Sunday, April 23, 2006

Baroque Rites of Spring

I really enjoyed listening to the pieces the Chamber choir sang on Thursday which were from the Baroque era, well some of them were. The first piece they sang, Revecy Venir du Printans, by Claude LeJeune was an appropriate and happy song about the coming of spring. The chanson was very typical for it’s time, and contained polyphonic voices coming together frequently at cadences The melody was very repetitive and catchy. I was particularly interested in their second piece, Crucifixus by Antonio Lotti because Prof. Crouch said Lotti was majorly influenced by the stile antico, created by Palestrina, which I’m writing my music history research on. Just as he mentioned, it was a sacred piece which was polyphonic and contained many suspensions. Laslty, Au Miserere mei was a chant which a quartet singing in the back balcony of Meharry. The quartet would sing a beautiful refrain and then the rest of the chorus would respond in a Gregorian chant-like response. It was gorgeous but it repeated so many times with different lyrics that it got a bit repetitive. A three movement Bach motet, Singet Dem Herrn was next.
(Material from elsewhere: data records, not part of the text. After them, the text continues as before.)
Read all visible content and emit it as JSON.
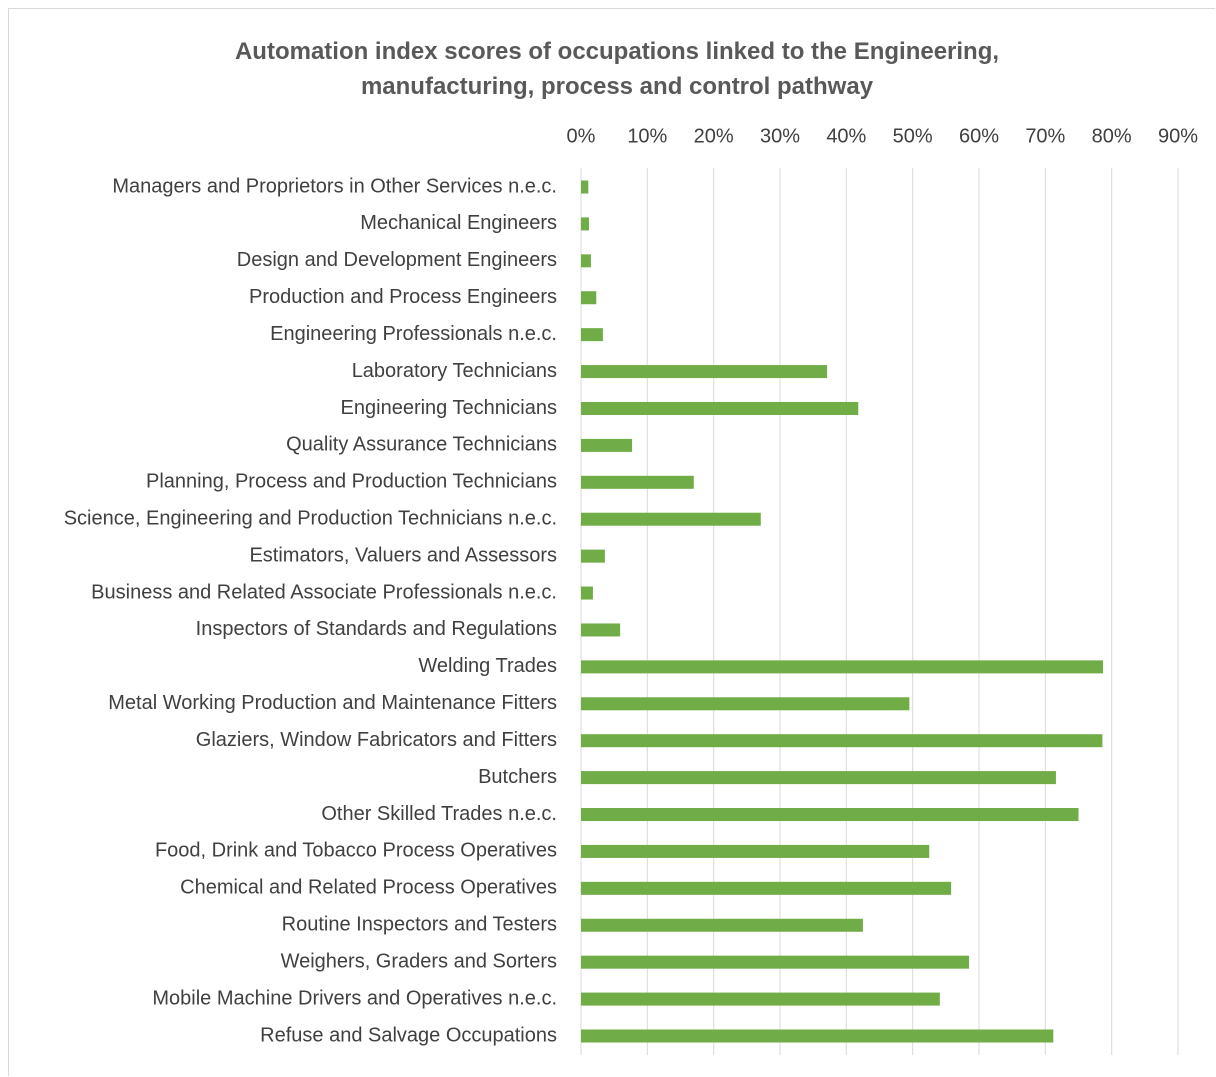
{
  "chart_data": {
    "type": "bar",
    "orientation": "horizontal",
    "title": "Automation index scores of occupations linked to the Engineering, manufacturing, process and control pathway",
    "categories": [
      "Managers and Proprietors in Other Services n.e.c.",
      "Mechanical Engineers",
      "Design and Development Engineers",
      "Production and Process Engineers",
      "Engineering Professionals n.e.c.",
      "Laboratory Technicians",
      "Engineering Technicians",
      "Quality Assurance Technicians",
      "Planning, Process and Production Technicians",
      "Science, Engineering and Production Technicians n.e.c.",
      "Estimators, Valuers and Assessors",
      "Business and Related Associate Professionals n.e.c.",
      "Inspectors of Standards and Regulations",
      "Welding Trades",
      "Metal Working Production and Maintenance Fitters",
      "Glaziers, Window Fabricators and Fitters",
      "Butchers",
      "Other Skilled Trades n.e.c.",
      "Food, Drink and Tobacco Process Operatives",
      "Chemical and Related Process Operatives",
      "Routine Inspectors and Testers",
      "Weighers, Graders and Sorters",
      "Mobile Machine Drivers and Operatives n.e.c.",
      "Refuse and Salvage Occupations"
    ],
    "values": [
      1.1,
      1.2,
      1.5,
      2.3,
      3.3,
      37.1,
      41.8,
      7.7,
      17.0,
      27.1,
      3.6,
      1.8,
      5.9,
      78.7,
      49.5,
      78.6,
      71.6,
      75.0,
      52.5,
      55.8,
      42.5,
      58.5,
      54.1,
      71.2
    ],
    "color": "#70ad47",
    "xlim": [
      0,
      90
    ],
    "xticks": [
      {
        "value": 0,
        "label": "0%"
      },
      {
        "value": 10,
        "label": "10%"
      },
      {
        "value": 20,
        "label": "20%"
      },
      {
        "value": 30,
        "label": "30%"
      },
      {
        "value": 40,
        "label": "40%"
      },
      {
        "value": 50,
        "label": "50%"
      },
      {
        "value": 60,
        "label": "60%"
      },
      {
        "value": 70,
        "label": "70%"
      },
      {
        "value": 80,
        "label": "80%"
      },
      {
        "value": 90,
        "label": "90%"
      }
    ],
    "grid": true
  }
}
It sounded very difficult for such a small choir to be divided into so many parts, but it was beautiful. After that 15 minute piece you could tell everyone up couldn’t stand there another minute, but it was worth it.

1 comment:

Scott Spiegelberg said...

Some pieces from the Baroque and Renaissance were intended for church, not the concert hall. The Au Miserere mei is such an example. The repetition was meant both to allow the educated listeners to hear the whole scripture, and to lull the whole congregation into a meditative state, more conducive to praying.